Getting settled here wasn't without its hijinks—he got kicked out of his first apartment in Greenpoint because his landlord stepped barefoot into his dog's shit—but Codes says he's never looked back. In fact, this borough has become so integral to his signature sound that he's dedicated his first full-length album, Brooklyn Bounce, to it. (Check out our exclusive stream above.)
drops today on Slow Roast Records—the label run by Kill the Noise and DJ Craze. "Before Jake [Kill the Noise] blew up, we were little punk kids in art class talking shit about the DJs in Rochester and how we were going to take over the scene," Codes says. Ten years later, and former punks like Kill the Noise have become the new faces of America's bass music scene.
Like Kill the Noise, Codes specializes in a kind of bass-heavy electro that is unapologetically made for the turn-up. But while Kill the Noise has his fingers in the contemporary sounds of dubstep, trap and even hardstyle, Codes looks to the past to create his blend of upbeat, fun-loving party music—specifically, 90s-era New York City house, with guys like Todd Terry, Armand Van Helden and Danny Tenaglia as his chief influences. Throw in some hip-hop-style samples, the swinging drums of jungle and garage, and you've got what Codes calls "Brooklyn bounce."
Asked why he felt the need to coin a new term for his sound, Codes says he's grown wary of the type of watered-down EDM dominating the radio. "'House' has almost turned into a dirty word.
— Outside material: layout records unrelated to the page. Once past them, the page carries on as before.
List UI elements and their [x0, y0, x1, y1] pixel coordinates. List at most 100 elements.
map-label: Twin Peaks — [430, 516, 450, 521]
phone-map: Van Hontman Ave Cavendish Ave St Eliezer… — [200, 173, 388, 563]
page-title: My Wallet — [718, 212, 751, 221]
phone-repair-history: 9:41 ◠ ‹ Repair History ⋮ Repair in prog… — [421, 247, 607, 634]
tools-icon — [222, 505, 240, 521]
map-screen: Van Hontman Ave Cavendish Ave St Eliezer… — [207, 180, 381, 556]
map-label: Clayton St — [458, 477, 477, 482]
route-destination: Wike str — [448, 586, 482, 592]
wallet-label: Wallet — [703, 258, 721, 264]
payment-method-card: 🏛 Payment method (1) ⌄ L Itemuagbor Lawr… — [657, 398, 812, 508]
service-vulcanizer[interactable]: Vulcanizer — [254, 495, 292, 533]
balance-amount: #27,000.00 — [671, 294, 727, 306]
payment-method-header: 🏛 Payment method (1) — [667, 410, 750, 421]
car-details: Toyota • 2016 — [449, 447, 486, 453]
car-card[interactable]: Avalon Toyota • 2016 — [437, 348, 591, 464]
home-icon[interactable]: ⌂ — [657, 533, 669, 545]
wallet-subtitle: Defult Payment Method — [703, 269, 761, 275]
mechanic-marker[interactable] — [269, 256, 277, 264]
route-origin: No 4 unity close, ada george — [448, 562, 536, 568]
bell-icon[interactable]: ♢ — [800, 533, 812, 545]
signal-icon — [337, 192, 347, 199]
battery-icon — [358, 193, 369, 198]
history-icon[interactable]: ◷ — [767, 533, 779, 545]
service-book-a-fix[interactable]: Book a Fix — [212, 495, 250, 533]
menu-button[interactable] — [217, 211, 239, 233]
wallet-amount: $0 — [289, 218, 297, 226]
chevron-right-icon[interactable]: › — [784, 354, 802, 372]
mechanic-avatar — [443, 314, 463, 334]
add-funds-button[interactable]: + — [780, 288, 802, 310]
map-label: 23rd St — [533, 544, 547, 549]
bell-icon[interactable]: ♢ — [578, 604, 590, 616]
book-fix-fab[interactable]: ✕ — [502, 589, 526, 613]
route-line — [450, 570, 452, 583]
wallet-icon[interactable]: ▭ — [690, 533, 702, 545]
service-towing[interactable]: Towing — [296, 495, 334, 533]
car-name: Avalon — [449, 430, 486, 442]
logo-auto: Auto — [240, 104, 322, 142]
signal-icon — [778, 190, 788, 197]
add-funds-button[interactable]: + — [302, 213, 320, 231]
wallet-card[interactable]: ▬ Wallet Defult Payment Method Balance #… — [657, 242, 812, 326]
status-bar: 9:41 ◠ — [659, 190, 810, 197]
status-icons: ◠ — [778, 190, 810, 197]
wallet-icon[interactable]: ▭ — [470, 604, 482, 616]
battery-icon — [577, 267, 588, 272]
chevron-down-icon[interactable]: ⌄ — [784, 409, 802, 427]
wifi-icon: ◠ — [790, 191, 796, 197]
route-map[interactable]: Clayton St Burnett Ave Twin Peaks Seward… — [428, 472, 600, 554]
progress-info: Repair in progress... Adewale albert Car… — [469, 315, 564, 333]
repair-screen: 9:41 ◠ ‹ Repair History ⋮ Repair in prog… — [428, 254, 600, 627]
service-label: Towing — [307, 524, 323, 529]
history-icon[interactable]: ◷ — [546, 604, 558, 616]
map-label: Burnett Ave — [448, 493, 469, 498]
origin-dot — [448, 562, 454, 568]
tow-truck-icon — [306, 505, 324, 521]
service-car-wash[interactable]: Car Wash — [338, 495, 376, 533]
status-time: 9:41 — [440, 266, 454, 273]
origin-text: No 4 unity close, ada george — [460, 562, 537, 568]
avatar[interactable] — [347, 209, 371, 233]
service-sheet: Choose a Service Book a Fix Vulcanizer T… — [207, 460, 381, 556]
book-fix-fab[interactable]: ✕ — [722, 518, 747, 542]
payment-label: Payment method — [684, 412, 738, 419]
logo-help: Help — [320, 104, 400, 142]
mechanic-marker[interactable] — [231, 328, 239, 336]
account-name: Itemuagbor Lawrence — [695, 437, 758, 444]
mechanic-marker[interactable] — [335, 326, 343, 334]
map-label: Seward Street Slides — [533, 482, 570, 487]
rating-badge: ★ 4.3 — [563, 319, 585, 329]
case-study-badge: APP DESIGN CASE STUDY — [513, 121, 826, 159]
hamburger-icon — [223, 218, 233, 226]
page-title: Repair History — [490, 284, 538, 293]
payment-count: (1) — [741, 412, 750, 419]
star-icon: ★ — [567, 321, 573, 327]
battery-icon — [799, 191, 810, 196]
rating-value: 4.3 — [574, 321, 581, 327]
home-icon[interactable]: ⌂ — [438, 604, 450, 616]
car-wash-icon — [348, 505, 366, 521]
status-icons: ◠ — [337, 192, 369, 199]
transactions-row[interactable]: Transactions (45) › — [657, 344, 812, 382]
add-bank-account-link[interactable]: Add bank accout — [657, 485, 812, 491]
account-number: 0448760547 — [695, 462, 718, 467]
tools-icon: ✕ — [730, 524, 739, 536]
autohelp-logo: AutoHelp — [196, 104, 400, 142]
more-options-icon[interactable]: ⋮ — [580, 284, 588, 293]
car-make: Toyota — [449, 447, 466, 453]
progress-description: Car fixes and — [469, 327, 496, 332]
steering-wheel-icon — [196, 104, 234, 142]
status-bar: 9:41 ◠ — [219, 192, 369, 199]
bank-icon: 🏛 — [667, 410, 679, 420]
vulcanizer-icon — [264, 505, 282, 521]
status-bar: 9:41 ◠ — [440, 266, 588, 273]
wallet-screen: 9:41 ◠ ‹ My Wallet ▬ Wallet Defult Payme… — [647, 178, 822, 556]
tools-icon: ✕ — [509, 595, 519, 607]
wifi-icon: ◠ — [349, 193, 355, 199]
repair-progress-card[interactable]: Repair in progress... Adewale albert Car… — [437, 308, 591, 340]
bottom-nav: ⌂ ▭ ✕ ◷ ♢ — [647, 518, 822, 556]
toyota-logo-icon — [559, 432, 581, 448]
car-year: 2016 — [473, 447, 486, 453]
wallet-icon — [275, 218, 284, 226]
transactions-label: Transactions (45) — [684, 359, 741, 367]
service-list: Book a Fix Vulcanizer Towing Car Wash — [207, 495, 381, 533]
When I tell younger kids that I play house, they think of Pitbull."
But having weathered the many fickle trends of dance music, Codes insists that he couldn't care less about what's "in" right now—even if cashing in could make him more money. "I'm just doing my own thing," he says, giving one last look at the skyline before we head back indoors. "I don't really give a shit about what else is going on."